HBase-Spark Connector(在HBase-Spark 模块中)利用了在Spark-1.2.0中引入的DataSource API(SPARK-3247),在简单的HBase KV存储和复杂的关系型SQL查询之间架起了桥梁,使得用户可以在HBase上使用Spark执行复杂的数据分析工作。HBase Dataframe是一个标准的Spark Dataframe,能够与任何其他的数据源进行交互,比如Hive,Orc,Parquet,JSON等。HBase-Spark Connector应用了关键技术,如分区剪枝(partition pruning),列剪枝(column pruning),谓詞下推(predicate pushdown)和数据局部性(data locality)。

要使用HBase-Spark Connector,用户需要定义在HBase和Spark表之间的映射关系的schema目录,准备数据,并且填充到HBase表中,然后加载HBase Dataframe。之后,用户可以使用SQL查询做集成查询和访问记录HBase的表。以下描述了这个的基本步骤:

1、定义目录(Define catalog)
2、保存DataFrame
3、加载DataFrame
4、SQL 查询
更多详细请参考文献[2][3]

定义目录(Define catalog)

def catalog = s"""{
       |"table":{"namespace":"default", "name":"table1"},
       |"rowkey":"key",
       |"columns":{
         |"col0":{"cf":"rowkey", "col":"key", "type":"string"},
         |"col1":{"cf":"cf1", "col":"col1", "type":"string"}
       |}
     |}""".stripMargin

定义类

case class HBaseRecord(
   col0: String,
   col1: String)

保存数据

val data = (0 to 255).map { i =>  HBaseRecord(i.toString, "extra")}

sc.parallelize(data).toDF.write.options(Map(HBaseTableCatalog.tableCatalog -> catalog, HBaseTableCatalog.newTable -> "5")).format("org.apache.hadoop.hbase.spark").save()
:34: error: not found: value HBaseTableCatalog
              sc.parallelize(data).toDF.write.options(Map(HBaseTableCatalog.tableCatalog -> catalog, HBaseTableCatalog.newTable -> "5")).format("org.apache.hadoop.hbase.spark").save()

出现以上错误,解决方法为导入相应包,如下:

scala> import org.apache.spark.sql.datasources.hbase.{HBaseTableCatalog}
import org.apache.spark.sql.datasources.hbase.HBaseTableCatalog
scala> sc.parallelize(data).toDF.write.options(Map(HBaseTableCatalog.tableCatalog -> catalog, HBaseTableCatalog.newTable -> "5")).format("org.apache.hadoop.hbase.spark ").save()
:29: error: value toDF is not a member of org.apache.spark.rdd.RDD[HBaseRecord]
              sc.parallelize(data).toDF.write.options(Map(HBaseTableCatalog.tableCatalog -> catalog, HBaseTableCatalog.newTable -> "5")).format("org.apache.hadoop.hbase.spark ").save()

報错了,说toDF不是org.apache.spark.rdd.RDD[HBaseRecord]的成员。
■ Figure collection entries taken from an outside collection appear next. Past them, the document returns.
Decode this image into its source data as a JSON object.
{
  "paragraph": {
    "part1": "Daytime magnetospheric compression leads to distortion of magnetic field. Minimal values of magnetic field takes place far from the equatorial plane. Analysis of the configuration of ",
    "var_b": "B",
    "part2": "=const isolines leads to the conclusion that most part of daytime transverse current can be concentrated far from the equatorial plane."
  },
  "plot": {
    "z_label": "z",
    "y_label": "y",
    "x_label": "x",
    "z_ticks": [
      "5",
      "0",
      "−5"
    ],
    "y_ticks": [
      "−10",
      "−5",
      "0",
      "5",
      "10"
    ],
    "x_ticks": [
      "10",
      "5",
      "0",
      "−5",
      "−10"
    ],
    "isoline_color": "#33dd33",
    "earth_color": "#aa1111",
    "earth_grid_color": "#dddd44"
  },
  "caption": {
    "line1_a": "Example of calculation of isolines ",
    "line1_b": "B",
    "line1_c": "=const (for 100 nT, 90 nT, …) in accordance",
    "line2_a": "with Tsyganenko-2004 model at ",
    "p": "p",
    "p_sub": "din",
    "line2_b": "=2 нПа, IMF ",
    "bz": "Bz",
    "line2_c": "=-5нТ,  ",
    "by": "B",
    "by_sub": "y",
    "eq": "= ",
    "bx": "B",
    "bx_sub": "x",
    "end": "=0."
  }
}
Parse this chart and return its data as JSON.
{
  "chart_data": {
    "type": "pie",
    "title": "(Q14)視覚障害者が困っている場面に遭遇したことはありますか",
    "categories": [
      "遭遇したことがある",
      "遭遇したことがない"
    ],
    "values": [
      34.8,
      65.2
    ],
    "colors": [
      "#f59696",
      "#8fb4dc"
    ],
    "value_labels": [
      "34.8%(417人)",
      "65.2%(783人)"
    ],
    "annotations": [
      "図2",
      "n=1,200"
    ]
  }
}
之所以出现这个问题,是因为之前启动Spark-shell的时候,sqlContext不能使用[1],没有创建成功,因为我的集群的没有启动,所以,解决方法就是启动整个集群,然后重新进入spark-shell。当然,在启动的时候,要加上一个hbase-spark包到classpath,如下:

hadoop@master:~$ spark-1.6.0-bin-hadoop2.4/bin/spark-shell --jars /home/yang/Downloads/hbase-spark-2.0.0-20160316.173537-2.jar 

因为我们有用到HBaseTableCatalog类,这个类是在hbase-spark包里的,所以,我们要引入这个包。

继续执行:

scala> sc.parallelize(data).toDF.write.options(Map(HBaseTableCatalog.tableCatalog -> catalog, HBaseTableCatalog.newTable -> "5")).format("org.apache.hadoop.hbase.spark").save()
java.lang.NullPointerException
    at org.apache.hadoop.hbase.spark.HBaseRelation.(DefaultSource.scala:125)
    at org.apache.hadoop.hbase.spark.DefaultSource.createRelation(DefaultSource.scala:74)
    at org.apache.spark.sql.execution.datasources.ResolvedDataSource$.apply(ResolvedDataSource.scala:222)
    at org.apache.spark.sql.DataFrameWriter.save(DataFrameWriter.scala:148)
    at $iwC$$iwC$$iwC$$iwC$$iwC$$iwC$$iwC$$iwC.(:36)
    at $iwC$$iwC$$iwC$$iwC$$iwC$$iwC$$iwC.(:41)
    at $iwC$$iwC$$iwC$$iwC$$iwC$$iwC.(:43)
    at $iwC$$iwC$$iwC$$iwC$$iwC.(:45)
    at $iwC$$iwC$$iwC$$iwC.(:47)
    at $iwC$$iwC$$iwC.(:49)
    at $iwC$$iwC.(:51)
    at $iwC.(:53)
    at (:55)
    at .(:59)
    at .()
    at .(:7)
    at .()
    at $print()
    at sun.reflect.NativeMethodAccessorImpl.invoke0(Native Method)
    at sun.reflect.NativeMethodAccessorImpl.invoke(NativeMethodAccessorImpl.java:62)
    at sun.reflect.DelegatingMethodAccessorImpl.invoke(DelegatingMethodAccessorImpl.java:43)
    at java.lang.reflect.Method.invoke(Method.java:498)
    at org.apache.spark.repl.SparkIMain$ReadEvalPrint.call(SparkIMain.scala:1065)
    at org.apache.spark.repl.SparkIMain$Request.loadAndRun(SparkIMain.scala:1346)
    at org.apache.spark.repl.SparkIMain.loadAndRunReq$1(SparkIMain.scala:840)
    at org.apache.spark.repl.SparkIMain.interpret(SparkIMain.scala:871)
    at org.apache.spark.repl.SparkIMain.interpret(SparkIMain.scala:819)
    at org.apache.spark.repl.SparkILoop.reallyInterpret$1(SparkILoop.scala:857)
    at org.apache.spark.repl.SparkILoop.interpretStartingWith(SparkILoop.scala:902)
    at org.apache.spark.repl.SparkILoop.command(SparkILoop.scala:814)
    at org.apache.spark.repl.SparkILoop.processLine$1(SparkILoop.scala:657)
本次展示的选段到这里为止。